Project-based learning is a type of instruction that emphasizes collaborative work, real world connections and a deeper understanding of content. Students are placed in groups and given a goal or project to complete. In their teams they assign roles, and divide work. Students are expected to research their project, plan out their learning, deal with any issues that arise, and present their findings.
Project-based learning places the majority of the responsibility of learning on the students. Within the physical education classroom, combining project-based learning with technology will ensure that students become 21st-century learners. Physical education teachers can implement project-based learning to encourage the use of different technologies, practicing collaboration, and problem solving.
As technology has advanced, the opportunities to utilize new gadgets in the classroom has increased. These days, there are many different tools that gauge heart rate, steps, running pace, type of exercise, calories burned, and much more. Physical education teachers can use wearable technology in the classroom to give students an immediate and accurate look at their own activity stats in connection with their physical fitness lessons.
Wearable technology has gone beyond the traditional pedometer. Newer technology allows students to track their exercise intensity, calories burned, oxygen levels, etc. These gadgets connect to applications on phones and tablets to store and display data. Students are able to go back and look at their overall stats in order to analyze and find a deeper understanding of their own physical fitness and the effects different types of movement and activity have on their body.
By using wearable technology, students can begin to connect the feeling of the physical benefits of exercise and the impact the activity has on their bodies. As an added collaborative bonus, wearable technology give students the ability to share their data, compare, and compete with others.
The flipped classroom gives teachers the ability to instruct students virtually before a lesson, so the time spent in class can be used for application and engagement rather than initial learning or lecture. The teacher can create the lesson, including visuals, graphics, digital resource materials, and formative assessments that students complete prior to the in person lesson.
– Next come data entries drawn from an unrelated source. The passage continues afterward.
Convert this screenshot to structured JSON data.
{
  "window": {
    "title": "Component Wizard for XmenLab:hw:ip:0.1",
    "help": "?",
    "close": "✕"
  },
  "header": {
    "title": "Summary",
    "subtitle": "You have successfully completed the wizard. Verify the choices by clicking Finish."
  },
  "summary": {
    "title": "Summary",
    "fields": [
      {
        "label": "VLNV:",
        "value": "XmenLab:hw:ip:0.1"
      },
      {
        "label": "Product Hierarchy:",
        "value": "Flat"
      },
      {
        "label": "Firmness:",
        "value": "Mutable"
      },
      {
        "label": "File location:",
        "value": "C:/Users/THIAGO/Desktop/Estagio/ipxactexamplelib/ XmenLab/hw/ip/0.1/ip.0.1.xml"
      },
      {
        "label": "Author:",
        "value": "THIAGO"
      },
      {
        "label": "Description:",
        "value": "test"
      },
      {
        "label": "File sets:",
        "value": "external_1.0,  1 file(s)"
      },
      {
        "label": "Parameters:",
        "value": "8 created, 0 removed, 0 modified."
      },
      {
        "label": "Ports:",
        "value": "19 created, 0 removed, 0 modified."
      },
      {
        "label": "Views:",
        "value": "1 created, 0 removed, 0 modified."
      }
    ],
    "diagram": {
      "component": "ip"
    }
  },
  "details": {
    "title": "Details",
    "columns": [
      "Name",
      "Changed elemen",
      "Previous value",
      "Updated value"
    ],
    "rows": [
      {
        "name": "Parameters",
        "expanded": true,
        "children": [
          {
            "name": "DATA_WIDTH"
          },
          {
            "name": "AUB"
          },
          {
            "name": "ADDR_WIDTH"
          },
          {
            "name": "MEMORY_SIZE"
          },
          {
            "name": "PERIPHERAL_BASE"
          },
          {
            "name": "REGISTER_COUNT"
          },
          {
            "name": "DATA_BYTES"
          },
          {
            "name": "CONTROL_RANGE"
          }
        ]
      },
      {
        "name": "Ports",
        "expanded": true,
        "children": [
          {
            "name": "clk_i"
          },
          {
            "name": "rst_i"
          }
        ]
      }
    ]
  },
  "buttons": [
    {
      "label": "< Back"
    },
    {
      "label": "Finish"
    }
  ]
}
This encourages students to learn in different ways and at their own pace. They are able to go back through the digital lesson and review and slow down anything they do not initially understand. This way, when they get to class, they are prepared with questions and are ready to apply their new knowledge to the lesson. In person, students are then able to collaboratively practice what they have learned together.
Flipped lessons also allow students to ask their questions in person while they attempt to apply their new knowledge. It encourages students to learn, fail, ask questions, critically think, and understand more fully.
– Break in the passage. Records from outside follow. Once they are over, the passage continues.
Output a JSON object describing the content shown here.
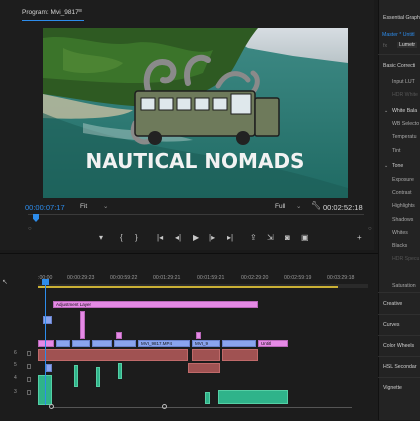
{
  "monitor": {
    "title": "Program: Mvi_9817",
    "menu_icon": "hamburger-icon",
    "current_timecode": "00:00:07:17",
    "fit_label": "Fit",
    "quality_label": "Full",
    "duration_timecode": "00:02:52:18",
    "video_title_text": "NAUTICAL NOMADS",
    "transport": {
      "icons": [
        "marker-icon",
        "in-point-icon",
        "out-point-icon",
        "go-to-in-icon",
        "step-back-icon",
        "play-icon",
        "step-forward-icon",
        "go-to-out-icon",
        "lift-icon",
        "extract-icon",
        "export-frame-icon",
        "compare-icon",
        "add-icon"
      ]
    }
  },
  "essential_graphics": {
    "header": "Essential Graph",
    "source_label": "Master * Untitl",
    "lumetri_tab": "Lumetr",
    "basic_correction": "Basic Correcti",
    "input_lut": "Input LUT",
    "hdr_white": "HDR White",
    "white_balance": "White Bala",
    "wb_selector": "WB Selecto",
    "temperature": "Temperatu",
    "tint": "Tint",
    "tone": "Tone",
    "exposure": "Exposure",
    "contrast": "Contrast",
    "highlights": "Highlights",
    "shadows": "Shadows",
    "whites": "Whites",
    "blacks": "Blacks",
    "hdr_specular": "HDR Specu",
    "saturation": "Saturation",
    "creative": "Creative",
    "curves": "Curves",
    "color_wheels": "Color Wheels",
    "hsl_secondary": "HSL Secondar",
    "vignette": "Vignette"
  },
  "timeline": {
    "ruler_labels": [
      ":00:00",
      "00:00:29:23",
      "00:00:59:22",
      "00:01:29:21",
      "00:01:59:21",
      "00:02:29:20",
      "00:02:59:19",
      "00:03:29:18"
    ],
    "clips": {
      "adjustment_layer": "Adjustment Layer",
      "mvi_a": "MVI_9817.MP4",
      "mvi_b": "MVI_9",
      "mvi_short": "MVI",
      "untitled": "Untitl"
    },
    "track_labels": [
      "6",
      "5",
      "4",
      "3"
    ]
  },
  "colors": {
    "accent_blue": "#2d8ceb",
    "clip_pink": "#e68ae6",
    "clip_blue": "#8aa4ee",
    "clip_red": "#a05252",
    "clip_green": "#2fb38a",
    "work_area_yellow": "#c9b035"
  }
}
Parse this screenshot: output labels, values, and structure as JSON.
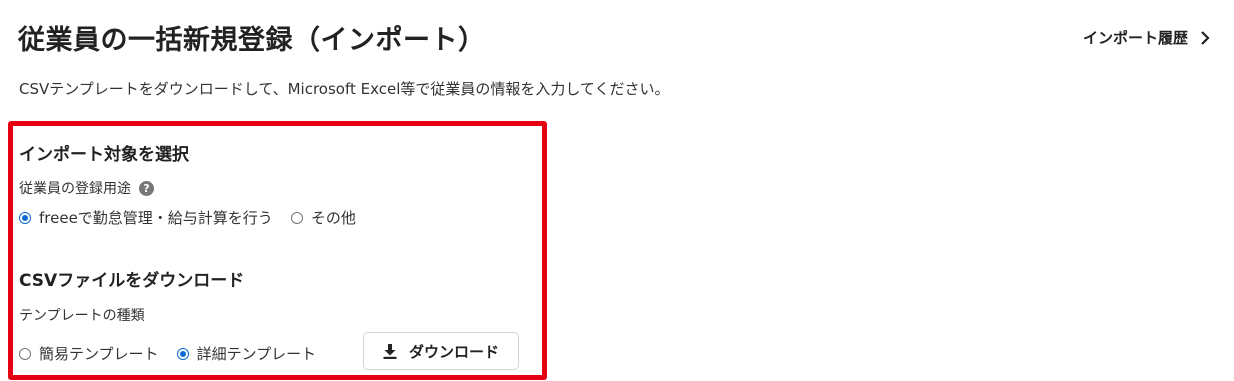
{
  "header": {
    "title": "従業員の一括新規登録（インポート）",
    "history_link": "インポート履歴"
  },
  "description": "CSVテンプレートをダウンロードして、Microsoft Excel等で従業員の情報を入力してください。",
  "import_target": {
    "heading": "インポート対象を選択",
    "field_label": "従業員の登録用途",
    "help_icon": "?",
    "options": [
      {
        "label": "freeeで勤怠管理・給与計算を行う",
        "selected": true
      },
      {
        "label": "その他",
        "selected": false
      }
    ]
  },
  "csv_download": {
    "heading": "CSVファイルをダウンロード",
    "field_label": "テンプレートの種類",
    "options": [
      {
        "label": "簡易テンプレート",
        "selected": false
      },
      {
        "label": "詳細テンプレート",
        "selected": true
      }
    ],
    "button_label": "ダウンロード"
  },
  "colors": {
    "highlight_border": "#e60012",
    "radio_selected": "#0b6bd3"
  },
  "icons": {
    "chevron": "chevron-right-icon",
    "help": "question-circle-icon",
    "download": "download-icon"
  }
}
Benefits from technology in PE class
Physical education teachers are finding all sorts of ways to keep PE relevant and ensure students are practicing their 21st-century skills in class.
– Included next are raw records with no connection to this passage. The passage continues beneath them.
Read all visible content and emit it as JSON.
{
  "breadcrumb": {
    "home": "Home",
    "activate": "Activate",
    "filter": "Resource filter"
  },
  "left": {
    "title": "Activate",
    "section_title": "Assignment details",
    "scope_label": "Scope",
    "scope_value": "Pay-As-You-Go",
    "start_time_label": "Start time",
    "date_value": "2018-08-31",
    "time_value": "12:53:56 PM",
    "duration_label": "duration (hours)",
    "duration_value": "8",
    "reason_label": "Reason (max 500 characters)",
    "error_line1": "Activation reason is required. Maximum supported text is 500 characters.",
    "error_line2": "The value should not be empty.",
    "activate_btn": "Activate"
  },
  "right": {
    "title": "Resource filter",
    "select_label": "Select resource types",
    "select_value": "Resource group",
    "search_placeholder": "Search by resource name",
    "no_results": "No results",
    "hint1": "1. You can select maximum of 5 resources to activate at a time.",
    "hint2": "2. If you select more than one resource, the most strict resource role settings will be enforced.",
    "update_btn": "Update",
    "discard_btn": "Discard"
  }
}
The main focus of PE continues to rely upon fitness, skill development, and strategy etc. However, teachers need ways to keep the 21st-century student engaged while learning. Today’s students have grown up with technology at their fingertips constantly. The best way to keep them engaged in class is to speak their language and to include technologies and strategies that keep them connected.
Project-based learning is a teaching strategy that gives the learning responsibility to the student, urging them to collaborate and problem solve all while working with technology. Wearable technology gives students the ability to understand how their physical movements connect with their overall physical fitness in real time, while being able to collaborate and compete with others. The flipped lesson benefits students in physical education by minimizing lecture time in the classroom and maximizes action and engagement. By front loading-content before class, students can come to class with a working knowledge of what is needed or expected.